ANTÔNIO E CECÍLIA

Publicado em 28/08/2021 00:08

Se alguém chegar a Santa Fé do Sul e perguntar pelo Antônio Aquimedes Terci, possivelmente não será identificado. Porém, se perguntar pelo ‘Serraria’ certamente irão mandar você procurar no Campo do Palmeirinha. Não vai encontrar, porque o campo está desativado há tempos.
Todavia, na incessante procura vai achar a casa do Serraria, no bairro Bela Vista, certamente acompanhado da esposa Cecília Faducchi, que com ele vive e convive há mais de 40 anos.

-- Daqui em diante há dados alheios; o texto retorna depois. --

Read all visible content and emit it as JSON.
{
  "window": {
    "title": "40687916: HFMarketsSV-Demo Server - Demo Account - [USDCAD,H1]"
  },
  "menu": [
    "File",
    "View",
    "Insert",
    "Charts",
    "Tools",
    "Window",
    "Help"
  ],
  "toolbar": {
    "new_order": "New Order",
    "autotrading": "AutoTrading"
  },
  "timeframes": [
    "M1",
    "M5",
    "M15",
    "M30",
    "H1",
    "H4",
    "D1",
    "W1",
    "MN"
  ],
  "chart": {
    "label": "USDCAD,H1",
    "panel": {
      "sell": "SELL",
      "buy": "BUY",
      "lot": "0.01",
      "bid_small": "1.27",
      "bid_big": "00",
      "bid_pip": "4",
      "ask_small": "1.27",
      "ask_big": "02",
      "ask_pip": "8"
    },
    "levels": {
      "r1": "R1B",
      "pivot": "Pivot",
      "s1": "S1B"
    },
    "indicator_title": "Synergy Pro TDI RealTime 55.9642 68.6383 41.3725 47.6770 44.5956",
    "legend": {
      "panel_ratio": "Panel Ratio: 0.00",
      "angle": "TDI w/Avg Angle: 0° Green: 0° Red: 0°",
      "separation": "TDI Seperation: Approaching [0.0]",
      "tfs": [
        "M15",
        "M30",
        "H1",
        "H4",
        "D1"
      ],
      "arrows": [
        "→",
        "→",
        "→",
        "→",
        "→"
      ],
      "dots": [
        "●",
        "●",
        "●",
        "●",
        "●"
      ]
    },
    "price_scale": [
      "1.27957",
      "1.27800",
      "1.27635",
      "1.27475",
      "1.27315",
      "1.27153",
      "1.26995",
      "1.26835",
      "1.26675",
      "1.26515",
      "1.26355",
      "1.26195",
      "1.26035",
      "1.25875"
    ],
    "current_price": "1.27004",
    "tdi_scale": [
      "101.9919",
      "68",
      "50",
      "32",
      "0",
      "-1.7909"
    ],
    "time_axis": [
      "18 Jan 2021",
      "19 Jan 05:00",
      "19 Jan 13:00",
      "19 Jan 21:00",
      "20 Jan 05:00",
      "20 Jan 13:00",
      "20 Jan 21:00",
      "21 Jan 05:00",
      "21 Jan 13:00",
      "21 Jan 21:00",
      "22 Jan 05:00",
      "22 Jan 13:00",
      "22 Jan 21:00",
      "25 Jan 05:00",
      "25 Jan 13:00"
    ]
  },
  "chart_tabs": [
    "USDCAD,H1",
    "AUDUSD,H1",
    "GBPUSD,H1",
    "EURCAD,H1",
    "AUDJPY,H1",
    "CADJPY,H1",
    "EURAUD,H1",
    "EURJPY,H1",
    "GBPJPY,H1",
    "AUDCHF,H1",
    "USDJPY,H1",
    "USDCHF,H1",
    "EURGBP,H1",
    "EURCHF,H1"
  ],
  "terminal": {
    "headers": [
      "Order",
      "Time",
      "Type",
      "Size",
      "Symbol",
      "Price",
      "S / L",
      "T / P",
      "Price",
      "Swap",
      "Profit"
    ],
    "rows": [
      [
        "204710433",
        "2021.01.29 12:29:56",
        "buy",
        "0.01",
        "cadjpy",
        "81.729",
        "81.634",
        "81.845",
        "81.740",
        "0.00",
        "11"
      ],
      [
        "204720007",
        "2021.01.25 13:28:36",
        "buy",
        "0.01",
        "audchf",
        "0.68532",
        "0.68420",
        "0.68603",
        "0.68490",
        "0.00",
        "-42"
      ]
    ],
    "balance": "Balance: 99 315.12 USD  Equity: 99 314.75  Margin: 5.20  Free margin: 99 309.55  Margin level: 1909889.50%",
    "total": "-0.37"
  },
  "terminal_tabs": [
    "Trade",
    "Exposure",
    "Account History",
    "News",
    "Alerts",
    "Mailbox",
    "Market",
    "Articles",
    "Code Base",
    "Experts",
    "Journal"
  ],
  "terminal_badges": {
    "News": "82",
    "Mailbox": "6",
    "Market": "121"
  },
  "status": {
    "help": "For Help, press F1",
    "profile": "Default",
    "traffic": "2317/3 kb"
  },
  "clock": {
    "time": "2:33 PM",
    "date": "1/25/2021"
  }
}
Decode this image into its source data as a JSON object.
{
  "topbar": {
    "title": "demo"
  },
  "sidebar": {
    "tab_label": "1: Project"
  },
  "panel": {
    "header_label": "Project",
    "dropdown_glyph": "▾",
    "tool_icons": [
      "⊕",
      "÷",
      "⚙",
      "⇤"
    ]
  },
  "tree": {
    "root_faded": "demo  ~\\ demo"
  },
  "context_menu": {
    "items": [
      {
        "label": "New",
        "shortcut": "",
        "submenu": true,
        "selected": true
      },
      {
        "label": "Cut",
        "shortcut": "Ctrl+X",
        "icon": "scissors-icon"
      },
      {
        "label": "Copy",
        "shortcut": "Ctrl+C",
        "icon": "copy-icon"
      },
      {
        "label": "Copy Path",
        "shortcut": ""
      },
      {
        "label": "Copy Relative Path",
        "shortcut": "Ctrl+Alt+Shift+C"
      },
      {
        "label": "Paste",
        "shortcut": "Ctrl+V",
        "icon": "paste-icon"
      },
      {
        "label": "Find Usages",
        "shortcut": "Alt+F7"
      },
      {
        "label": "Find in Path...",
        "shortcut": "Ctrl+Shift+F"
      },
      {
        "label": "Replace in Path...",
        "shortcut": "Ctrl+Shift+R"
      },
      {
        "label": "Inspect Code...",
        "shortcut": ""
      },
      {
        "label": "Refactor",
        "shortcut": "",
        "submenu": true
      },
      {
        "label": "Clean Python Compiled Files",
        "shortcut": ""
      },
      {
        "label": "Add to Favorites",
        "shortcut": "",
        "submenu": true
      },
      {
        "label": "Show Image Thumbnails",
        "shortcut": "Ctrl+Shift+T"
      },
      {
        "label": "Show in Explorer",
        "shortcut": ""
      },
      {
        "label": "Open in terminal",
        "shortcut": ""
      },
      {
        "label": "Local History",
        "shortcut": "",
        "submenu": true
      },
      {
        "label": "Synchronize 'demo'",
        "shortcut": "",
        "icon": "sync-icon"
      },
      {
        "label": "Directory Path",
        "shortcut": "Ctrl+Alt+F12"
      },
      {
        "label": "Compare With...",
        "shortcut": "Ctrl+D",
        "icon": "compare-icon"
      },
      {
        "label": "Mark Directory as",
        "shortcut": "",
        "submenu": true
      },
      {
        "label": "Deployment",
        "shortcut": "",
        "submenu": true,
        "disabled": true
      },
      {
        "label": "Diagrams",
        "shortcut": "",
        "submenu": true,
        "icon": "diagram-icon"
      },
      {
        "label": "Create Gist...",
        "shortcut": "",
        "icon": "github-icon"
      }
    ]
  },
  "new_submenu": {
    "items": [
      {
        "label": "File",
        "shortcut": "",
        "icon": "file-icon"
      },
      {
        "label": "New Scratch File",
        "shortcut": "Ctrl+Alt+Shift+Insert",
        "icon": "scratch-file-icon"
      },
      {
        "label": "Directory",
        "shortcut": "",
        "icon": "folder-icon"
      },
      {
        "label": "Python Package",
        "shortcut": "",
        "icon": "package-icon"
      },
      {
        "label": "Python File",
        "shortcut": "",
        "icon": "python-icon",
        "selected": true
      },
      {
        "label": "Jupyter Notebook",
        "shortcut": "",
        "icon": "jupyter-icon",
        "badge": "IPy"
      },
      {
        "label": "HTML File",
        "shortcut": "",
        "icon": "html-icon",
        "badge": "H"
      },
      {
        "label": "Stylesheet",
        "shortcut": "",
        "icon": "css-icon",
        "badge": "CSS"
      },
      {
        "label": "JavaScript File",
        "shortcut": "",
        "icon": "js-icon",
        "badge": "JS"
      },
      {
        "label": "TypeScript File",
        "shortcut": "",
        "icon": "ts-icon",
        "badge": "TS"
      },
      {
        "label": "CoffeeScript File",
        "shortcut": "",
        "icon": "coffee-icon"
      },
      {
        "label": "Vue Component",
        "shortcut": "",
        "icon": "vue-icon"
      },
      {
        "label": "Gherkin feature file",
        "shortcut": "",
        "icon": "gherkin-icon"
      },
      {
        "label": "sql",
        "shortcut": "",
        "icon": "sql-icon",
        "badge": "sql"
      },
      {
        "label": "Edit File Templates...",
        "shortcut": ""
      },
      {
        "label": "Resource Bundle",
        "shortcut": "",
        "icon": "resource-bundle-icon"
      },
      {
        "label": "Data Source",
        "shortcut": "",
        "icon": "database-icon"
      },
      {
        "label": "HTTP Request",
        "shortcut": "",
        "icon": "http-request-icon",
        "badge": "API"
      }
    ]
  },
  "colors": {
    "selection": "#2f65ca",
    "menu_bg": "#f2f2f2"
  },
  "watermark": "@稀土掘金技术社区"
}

Ele talvez esteja cuidando, zelando, ‘acariciando’ primeiro o Campo do Palmeirinha e depois o Estádio Municipal ‘Evandro de Paula’, por 45 anos.
Ela cuidando dos ‘fardamentos’ (porque naquele tempo futebol era uma pequena guerra), lavando e torcendo, mas sobretudo torcendo para que no domingo o Palmeirinha seja a equipe vitoriosa da rodada.
Eles formam o casal representativo do esporte amador de Santa Fé do Sul e da região. Flávio, meu cunhado, era goleiro da equipe e testemunhou o amor que o casal tinha pelo esporte e pelos jogadores da equipe que comandavam. O respeito à Dona Cecília pelos jogadores era imenso, pois todos tinham, além de reverência aquela senhora, admiração não só pela defesa implacável da equipe, mas pela dinâmica invejável de urbanidade da comunidade esportiva regional.
Cecília frequentava os vestiários com dignidade, recolhendo as roupas, normalmente suadas e sujas, após as partidas, mas o fazia com a elegância de uma mulher digna.
Serraria e Cecília não aceitavam brigas, intolerância e desrespeito. Comemoravam as boas vitórias do Palmeirinha, mas também reconheciam a superioridade da equipe adversária. Serraria ainda lembra quando errei um pênalti pelo Juvenil Três Fronteiras contra a sua equipe: sua memória revela a história do esporte.
O Pedrinho Balbi, pai do Bruno, sempre destacava – e destaca – esse casal como exemplo de dedicação. O Betinho acompanhou por mais de três décadas e fala quase com lágrimas nos olhos a importância que eles representaram não só na sua vida esportiva, mas também na sua formação como ser humano. O Gilberto Medeiros sabe que nas mãos de Serraria o campo e o Palmeirinha foram bem tratados, tais quais crianças mimadas.
Cecília é a parceira, amiga, companheira do Antônio, o nosso Serraria, e sempre deu a força necessária para que ele desenvolvesse a atividade de zelador, técnico, massagista e torcedor. Ela o completa. Invejáveis seres humanos.
Todos – indistintamente – brancos, negros, pobres, ricos, altos, baixos, nutrem por esse casal uma sensação de que o amor é – além de um encontro – uma dádiva de Deus.
Minha única reclamação é que Serraria deveria ter cuidado do campo do Corinthians e não do Palmeirinha, mas nem tudo é perfeito. Perfeito só a relação desse casal e não há lugar que eles não façam alegria. Serraria e Cecília, nossos merecidos homenageados, reflexos do amor.